Dopingprobe war unverwertbar
Am Ende war die Sache für die DK klar: Die Dopingprobe von Mathias Flückiger ist unverwertbar. Zu viele Einflüsse, sei es beispielsweise durch Drittpersonen oder Temperaturunterschiede, hätten die Analyse und damit das Resultat beeinflussen können. Im Urteil heisst es, dass es der SSI nicht im notwendigen Mass gelungen sei, nachzuweisen, dass das Analyseresultat nicht durch Verletzungen im vorgeschriebenen Prozess verursacht worden sei.

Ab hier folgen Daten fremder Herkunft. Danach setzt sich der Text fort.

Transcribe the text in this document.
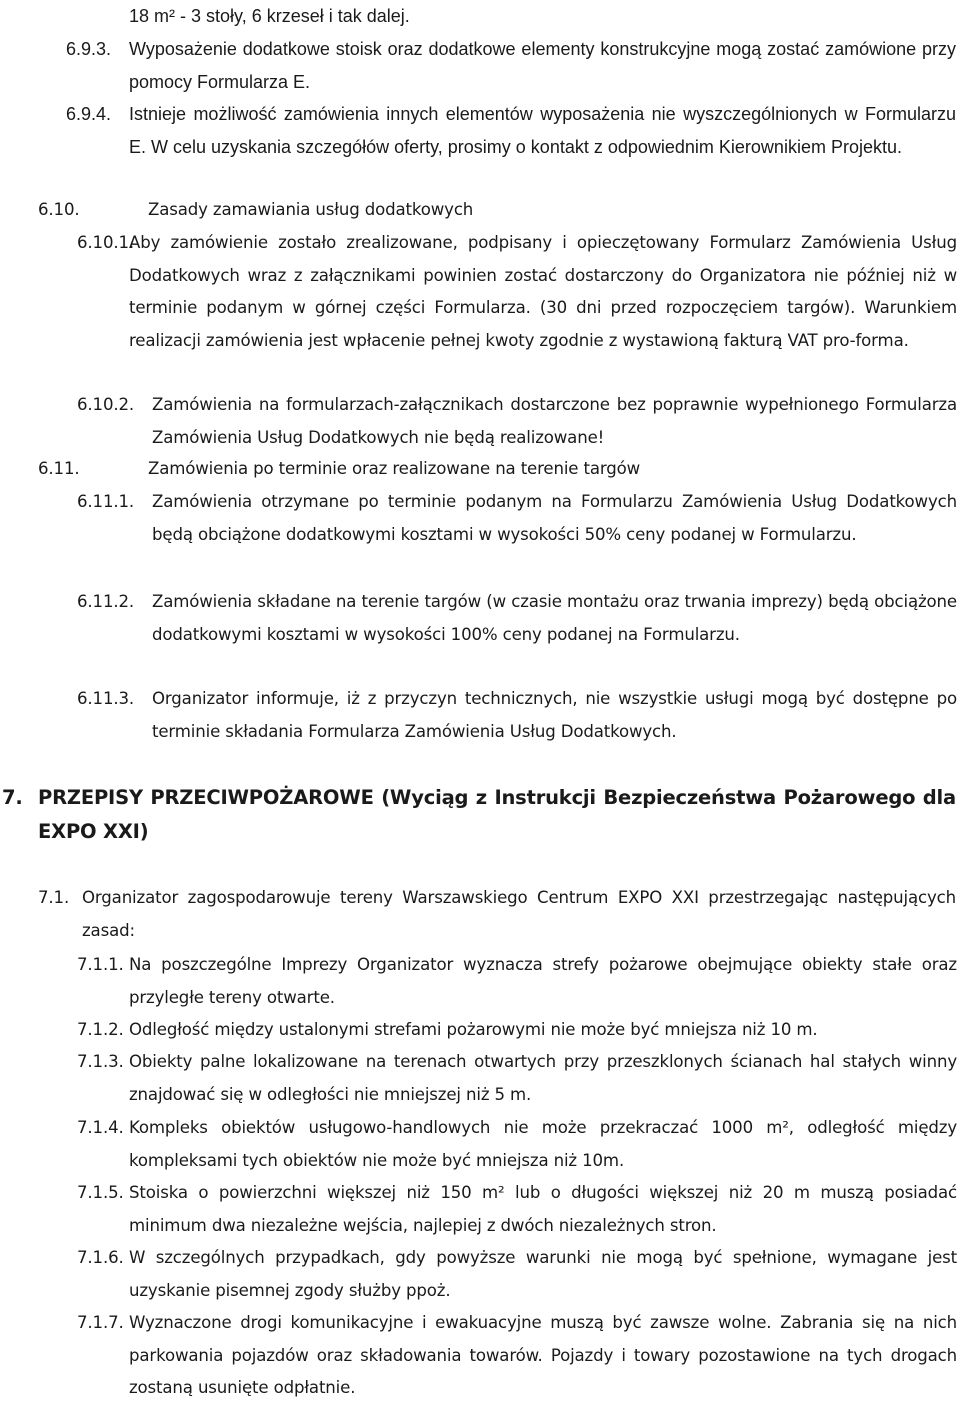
18 m² - 3 stoły, 6 krzeseł i tak dalej.
6.9.3. Wyposażenie dodatkowe stoisk oraz dodatkowe elementy konstrukcyjne mogą zostać zamówione przy pomocy Formularza E.
6.9.4. Istnieje możliwość zamówienia innych elementów wyposażenia nie wyszczególnionych w Formularzu E. W celu uzyskania szczegółów oferty, prosimy o kontakt z odpowiednim Kierownikiem Projektu.
6.10.	Zasady zamawiania usług dodatkowych
6.10.1.
Aby zamówienie zostało zrealizowane, podpisany i opieczętowany Formularz Zamówienia Usług Dodatkowych wraz z załącznikami powinien zostać dostarczony do Organizatora nie później niż w terminie podanym w górnej części Formularza. (30 dni przed rozpoczęciem targów). Warunkiem realizacji zamówienia jest wpłacenie pełnej kwoty zgodnie z wystawioną fakturą VAT pro-forma.
6.10.2. Zamówienia na formularzach-załącznikach dostarczone bez poprawnie wypełnionego Formularza Zamówienia Usług Dodatkowych nie będą realizowane!
6.11.	Zamówienia po terminie oraz realizowane na terenie targów
6.11.1. Zamówienia otrzymane po terminie podanym na Formularzu Zamówienia Usług Dodatkowych będą obciążone dodatkowymi kosztami w wysokości 50% ceny podanej w Formularzu.
6.11.2. Zamówienia składane na terenie targów (w czasie montażu oraz trwania imprezy) będą obciążone dodatkowymi kosztami w wysokości 100% ceny podanej na Formularzu.
6.11.3. Organizator informuje, iż z przyczyn technicznych, nie wszystkie usługi mogą być dostępne po terminie składania Formularza Zamówienia Usług Dodatkowych.
7. PRZEPISY PRZECIWPOŻAROWE (Wyciąg z Instrukcji Bezpieczeństwa Pożarowego dla EXPO XXI)
7.1. Organizator zagospodarowuje tereny Warszawskiego Centrum EXPO XXI przestrzegając następujących zasad:
7.1.1. Na poszczególne Imprezy Organizator wyznacza strefy pożarowe obejmujące obiekty stałe oraz przyległe tereny otwarte.
7.1.2. Odległość między ustalonymi strefami pożarowymi nie może być mniejsza niż 10 m.
7.1.3. Obiekty palne lokalizowane na terenach otwartych przy przeszklonych ścianach hal stałych winny znajdować się w odległości nie mniejszej niż 5 m.
7.1.4. Kompleks obiektów usługowo-handlowych nie może przekraczać 1000 m², odległość między kompleksami tych obiektów nie może być mniejsza niż 10m.
7.1.5. Stoiska o powierzchni większej niż 150 m² lub o długości większej niż 20 m muszą posiadać minimum dwa niezależne wejścia, najlepiej z dwóch niezależnych stron.
7.1.6. W szczególnych przypadkach, gdy powyższe warunki nie mogą być spełnione, wymagane jest uzyskanie pisemnej zgody służby ppoż.
7.1.7. Wyznaczone drogi komunikacyjne i ewakuacyjne muszą być zawsze wolne. Zabrania się na nich parkowania pojazdów oraz składowania towarów. Pojazdy i towary pozostawione na tych drogach zostaną usunięte odpłatnie.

Verständlich, dass Flückiger nach seiner Entlastung zum Gegenschlag ausholt, «damit diese Sache keinem anderen Sportler je passiert. Denn das wünsche ich keinem.»
Blick hat SSI einen Katalog an Fragen zukommen lassen. Direktor Ernst König hat darauf schriftlich und ausführlich Stellung genommen (siehe Textbox oben). Der Fall geht weiter. Swiss Olympic beabsichtigt, einen Runden Tisch mit den Verfahrensbeteiligten zu organisieren. Ein wichtiger Schritt, dass dieser Fall so aufgearbeitet werden kann, dass er nicht als dunkle Wolke über dem Schweizer Sport hängenbleibt.